Lattices are encoded by ordering the nodes in a topological ordering (there may be more than one way to do this- in general, any one is as good as any other, but see the comments on -max-phrase-length
below) and using this ordering to assign consecutive numerical IDs to the nodes. Then, proceeding in order through the nodes, each node lists its outgoing edges and any weights associated with them. For example, the above lattice can be written in the moses format (also called the Python lattice format -- PLF):
( ( ('einen', 1.0, 1), ), ( ('wettbewerbsbedingten', 0.5, 2), ('wettbewerbs', 0.25, 1), ('wettbewerb', 0.25, 1), ), ( ('bedingten', 1.0, 1), ), ( ('preissturz', 0.5, 2), ('preis', 0.5, 1), ), ( ('sturz', 1.0, 1), ), )
The second number is the probability associated with an edge. The third number is distance between the start and end nodes of the edge, defined as the numerical ID of the end node minus the numerical ID of the start node. Note that the nodes must be numbered in topological order for the distance calculation.

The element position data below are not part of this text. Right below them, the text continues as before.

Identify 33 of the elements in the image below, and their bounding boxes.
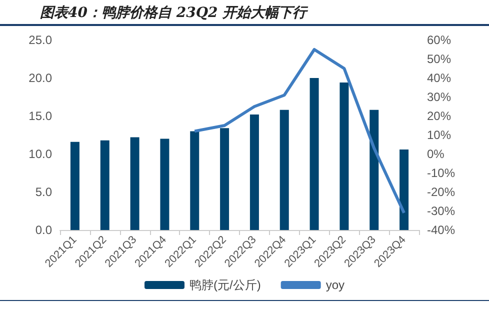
y2-tick-label: 30%	[427, 90, 452, 104]
legend-label: 鸭脖(元/公斤)	[190, 278, 261, 292]
bar	[70, 142, 80, 230]
y2-tick-label: 60%	[427, 33, 452, 47]
bar	[190, 131, 200, 230]
y2-tick-label: 0%	[427, 147, 445, 161]
y-tick-label: 10.0	[28, 147, 52, 161]
y-tick-label: 20.0	[28, 71, 52, 85]
y-tick-label: 5.0	[35, 185, 52, 199]
bar	[160, 138, 170, 230]
y2-tick-label: -30%	[427, 204, 456, 218]
bar	[130, 137, 140, 230]
y2-tick-label: -40%	[427, 223, 456, 237]
bar	[370, 110, 379, 230]
legend-label: yoy	[326, 278, 345, 292]
y2-tick-label: -10%	[427, 166, 456, 180]
y-tick-label: 25.0	[28, 33, 52, 47]
y-tick-label: 0.0	[35, 223, 52, 237]
chart-title: 图表40：鸭脖价格自 23Q2 开始大幅下行	[40, 4, 307, 22]
y2-tick-label: 40%	[427, 71, 452, 85]
bar	[280, 110, 289, 230]
bar	[310, 78, 319, 230]
bar	[100, 140, 110, 230]
bar	[400, 149, 409, 230]
y2-tick-label: 10%	[427, 128, 452, 142]
y2-tick-label: 20%	[427, 109, 452, 123]
bar	[340, 82, 349, 230]
line-series	[193, 48, 406, 214]
y2-tick-label: -20%	[427, 185, 456, 199]
y2-tick-label: 50%	[427, 52, 452, 66]
bar	[220, 128, 230, 230]
bar	[250, 114, 259, 230]
y-tick-label: 15.0	[28, 109, 52, 123]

Typically, one writes lattices this with no spaces, on a single line as follows:
((('einen',1.0,1),),(('wettbewerbsbedingten',0.5,2),('wettbewerbs',0.25,1), \ ('wettbewerb',0.25, 1),),(('bedingten',1.0,1),),(('preissturz',0.5,2), \ ('preis',0.5,1),),(('sturz',1.0,1),),)
To indicate that moses will be reading lattices in PLF format, you need to specify -inputtype 2
on the command line or in the moses.ini configuration file. Additionally, it is necessary to specify the feature weight that will be used to incorporate arc probability (may not necessarily be a probability!) into the translation model. To do this, add -weight-i X
where X
is any real number.
In word lattices, the phrase length limit imposed by the -max-phrase-length
parameter (default: 20) limits the difference between the indices of the start and the end node of a phrase. If your lattice contains long jumps, you may need to increase -max-phrase-length
and/or renumber the nodes to make the jumps smaller.
checkplf
The command moses-cmd/src/checkplf
reads a PLF (lattice format) input file and verifies the format as well as producing statistics.

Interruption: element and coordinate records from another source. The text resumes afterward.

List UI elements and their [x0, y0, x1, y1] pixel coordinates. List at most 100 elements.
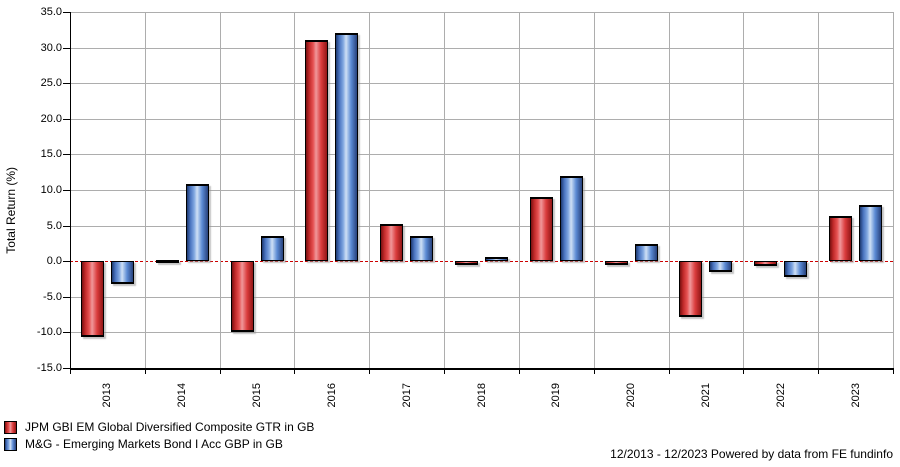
v-gridline: [444, 12, 446, 368]
y-tick-label: 25.0: [40, 77, 62, 90]
h-gridline: [70, 190, 893, 191]
legend-swatch-red: [4, 421, 17, 434]
y-tick-label: 5.0: [46, 219, 62, 232]
x-category-label: 2019: [547, 372, 565, 418]
x-category-label-text: 2014: [176, 382, 189, 408]
y-tick: [63, 332, 70, 334]
bar-2019-s1: [559, 175, 583, 262]
bar-2017-s0: [380, 224, 404, 262]
h-gridline: [70, 225, 893, 227]
x-category-label: 2023: [847, 372, 865, 418]
x-tick: [593, 368, 595, 374]
x-tick: [219, 368, 221, 374]
x-tick: [144, 368, 146, 374]
x-category-label-text: 2019: [550, 382, 563, 408]
x-category-label: 2016: [323, 372, 341, 418]
y-tick: [63, 190, 70, 191]
bar-2014-s0: [155, 259, 179, 263]
y-axis-title: Total Return (%): [2, 110, 20, 310]
x-category-label-text: 2020: [625, 382, 638, 408]
x-category-label-text: 2022: [774, 382, 787, 408]
bar-2021-s0: [679, 261, 703, 318]
footer-attribution: 12/2013 - 12/2023 Powered by data from F…: [610, 447, 893, 461]
bar-2017-s1: [410, 236, 434, 262]
v-gridline: [294, 12, 296, 368]
y-axis-title-text: Total Return (%): [4, 166, 18, 254]
x-category-label: 2018: [473, 372, 491, 418]
x-tick: [70, 368, 71, 374]
x-category-label-text: 2017: [400, 382, 413, 408]
x-category-label: 2020: [622, 372, 640, 418]
x-tick: [518, 368, 520, 374]
bar-2013-s1: [110, 261, 134, 284]
y-tick-label: -10.0: [36, 326, 62, 339]
v-gridline: [593, 12, 595, 368]
v-gridline: [144, 12, 146, 368]
bar-2020-s0: [604, 261, 628, 265]
x-category-label: 2014: [173, 372, 191, 418]
y-tick-label: -15.0: [36, 362, 62, 374]
legend-label: JPM GBI EM Global Diversified Composite …: [25, 420, 315, 434]
bar-2018-s0: [455, 261, 478, 265]
bar-2019-s0: [529, 197, 553, 262]
x-tick: [893, 368, 894, 374]
x-category-label: 2015: [248, 372, 266, 418]
bar-2018-s1: [485, 256, 508, 262]
h-gridline: [70, 296, 893, 298]
legend-item-mg: M&G - Emerging Markets Bond I Acc GBP in…: [4, 437, 283, 452]
y-tick: [63, 296, 70, 298]
v-gridline: [518, 12, 520, 368]
y-tick-label: 30.0: [40, 41, 62, 54]
x-category-label-text: 2018: [475, 382, 488, 408]
bar-2013-s0: [80, 261, 104, 338]
y-tick-label: 10.0: [40, 184, 62, 196]
y-tick: [63, 12, 70, 13]
h-gridline: [70, 332, 893, 334]
h-gridline: [70, 47, 893, 49]
bar-2014-s1: [185, 184, 209, 262]
bar-2015-s1: [260, 235, 284, 262]
h-gridline: [70, 118, 893, 120]
y-tick-label: 35.0: [40, 6, 62, 18]
y-tick-label: 0.0: [46, 255, 62, 268]
y-tick: [63, 154, 70, 156]
legend-label: M&G - Emerging Markets Bond I Acc GBP in…: [25, 437, 283, 451]
plot-right-border: [893, 12, 894, 368]
y-tick: [63, 83, 70, 85]
x-tick: [668, 368, 670, 374]
bar-2016-s1: [335, 32, 359, 262]
y-tick: [63, 118, 70, 120]
h-gridline: [70, 154, 893, 156]
x-tick: [444, 368, 446, 374]
x-category-label-text: 2021: [699, 382, 712, 408]
v-gridline: [219, 12, 221, 368]
bar-2022-s1: [784, 261, 808, 277]
bar-2020-s1: [634, 244, 658, 262]
x-category-label: 2021: [697, 372, 715, 418]
y-tick: [63, 225, 70, 227]
zero-gridline: [70, 260, 893, 262]
plot-top-border: [70, 12, 893, 13]
x-category-label-text: 2013: [101, 382, 114, 408]
bar-2023-s0: [829, 216, 853, 262]
y-tick: [63, 261, 70, 263]
v-gridline: [743, 12, 745, 368]
bar-2022-s0: [754, 261, 778, 267]
legend-item-jpm: JPM GBI EM Global Diversified Composite …: [4, 420, 314, 435]
y-tick-label: 15.0: [40, 148, 62, 161]
x-tick: [369, 368, 371, 374]
v-gridline: [668, 12, 670, 368]
bar-2023-s1: [859, 204, 883, 262]
y-axis-line: [70, 12, 71, 370]
x-category-label: 2017: [398, 372, 416, 418]
bar-2015-s0: [230, 261, 254, 333]
legend-swatch-blue: [4, 438, 17, 451]
y-tick-label: -5.0: [43, 290, 62, 303]
x-category-label-text: 2016: [325, 382, 338, 408]
y-tick: [63, 47, 70, 49]
x-category-label: 2022: [772, 372, 790, 418]
x-axis-line: [70, 368, 893, 370]
y-tick-label: 20.0: [40, 112, 62, 125]
h-gridline: [70, 83, 893, 85]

Here's an example running the application on buggy input:
./checkplf < tanaka.plf Reading PLF from STDIN... Line 1: edge goes beyond goal node at column position 8, edge label = 'TANAKA' Goal node expected at position 12, but edge references a node at position 13
Here's an example running the application on good input:
christopher-dyers-macbook:src redpony$ ./checkplf < ok.plf Reading PLF from STDIN... PLF format appears to be correct. STATISTICS: Number of lattices: 1 Total number of nodes: 7 Total number of edges: 9 Average density: 1.28571 edges/node Total number of paths: 4 Average number of paths: 4
If you use Moses's lattice translation in your research, please cite the following paper:
Chris Dyer, Smaranda Muresan, and Philip Resnik. Generalizing Word Lattice Translation. In Proceedings of the Annual Meeting of the Association for Computational Linguistics (ACL), July 2008.